The first way to prepare is to read and be familiar with the college code of conduct or disciplinary code. They are not normally that long or difficult to understand, as they are written for the students, faculty and administration – not attorneys. I suggest printing out and highlighting the relevant sections. Bring these with you to the meeting or hearing.
What is relevant? First, know exactly the violation you are being accused of and the possible outcomes or sanctions, i.e. a warning or suspension for example. Second, read about the procedure of the disciplinary hearing and your options. Meaning, what steps are involved your college’s disciplinary process? Does it being with a letter advising you of the charges or a meeting with the Dean? What type of hearing are you entitled to? An informal hearing before the Dean or a formal panel of students and faculty? Highlight the deadlines and time limits which may apply to your options or decisions.
The next preparation the college student should take is outlining in writing, #1 any questions you may have about the process and #2 important points that you want to make about the facts, situation or violation/accusations. If you are preparing for a final hearing you can bring documents and witnesses to present. These should be prepared ahead of time and ready to go before the hearing.
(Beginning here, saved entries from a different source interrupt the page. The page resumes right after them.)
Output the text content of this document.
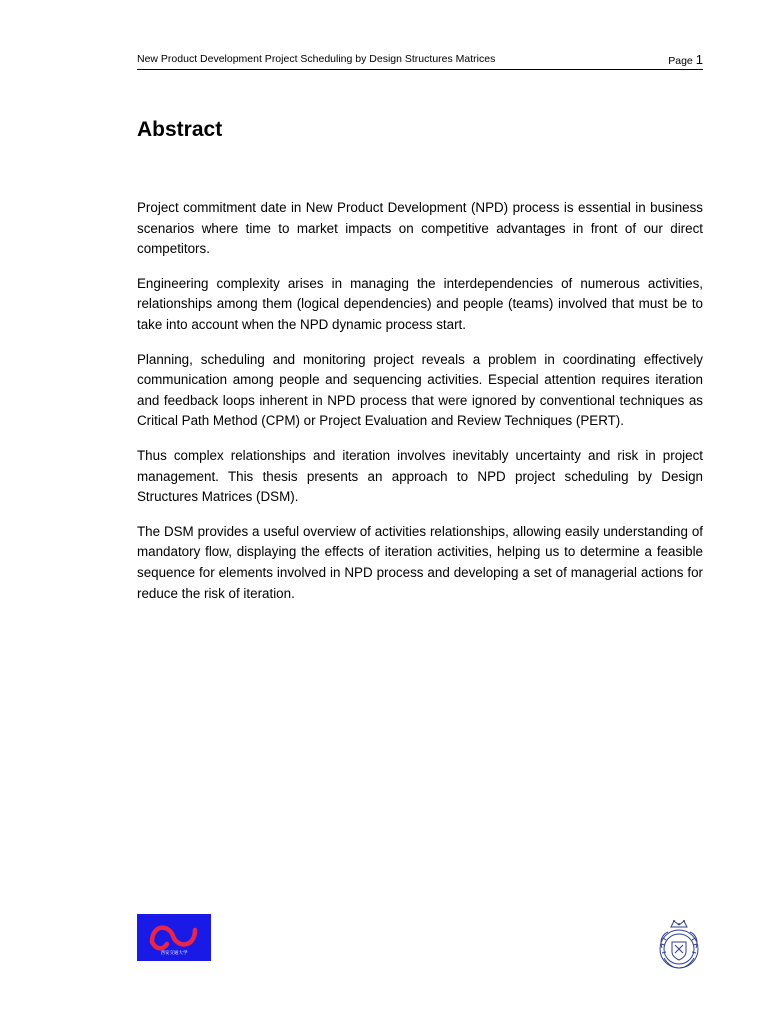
New Product Development Project Scheduling by Design Structures Matrices	Page 1
Abstract

Project commitment date in New Product Development (NPD) process is essential in business scenarios where time to market impacts on competitive advantages in front of our direct competitors.

Engineering complexity arises in managing the interdependencies of numerous activities, relationships among them (logical dependencies) and people (teams) involved that must be to take into account when the NPD dynamic process start.

Planning, scheduling and monitoring project reveals a problem in coordinating effectively communication among people and sequencing activities. Especial attention requires iteration and feedback loops inherent in NPD process that were ignored by conventional techniques as Critical Path Method (CPM) or Project Evaluation and Review Techniques (PERT).

Thus complex relationships and iteration involves inevitably uncertainty and risk in project management. This thesis presents an approach to NPD project scheduling by Design Structures Matrices (DSM).

The DSM provides a useful overview of activities relationships, allowing easily understanding of mandatory flow, displaying the effects of iteration activities, helping us to determine a feasible sequence for elements involved in NPD process and developing a set of managerial actions for reduce the risk of iteration.

西安交通大学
Lastly, take time to sit down and really think and ponder the violation. Was it an academic cheating violation? Or a drug or alcohol violation? Really, no matter what the allegations are you should consider what you are going to tell the disciplinary official if you are found guilty or in violation. What they want to hear is that you are sorry – sincerely sorry – and what you have learned from the entire experience and how you are going to change your behavior to prevent this from happening again.
Disciplinary officials are impressed with students who are prepared and take this entire process seriously.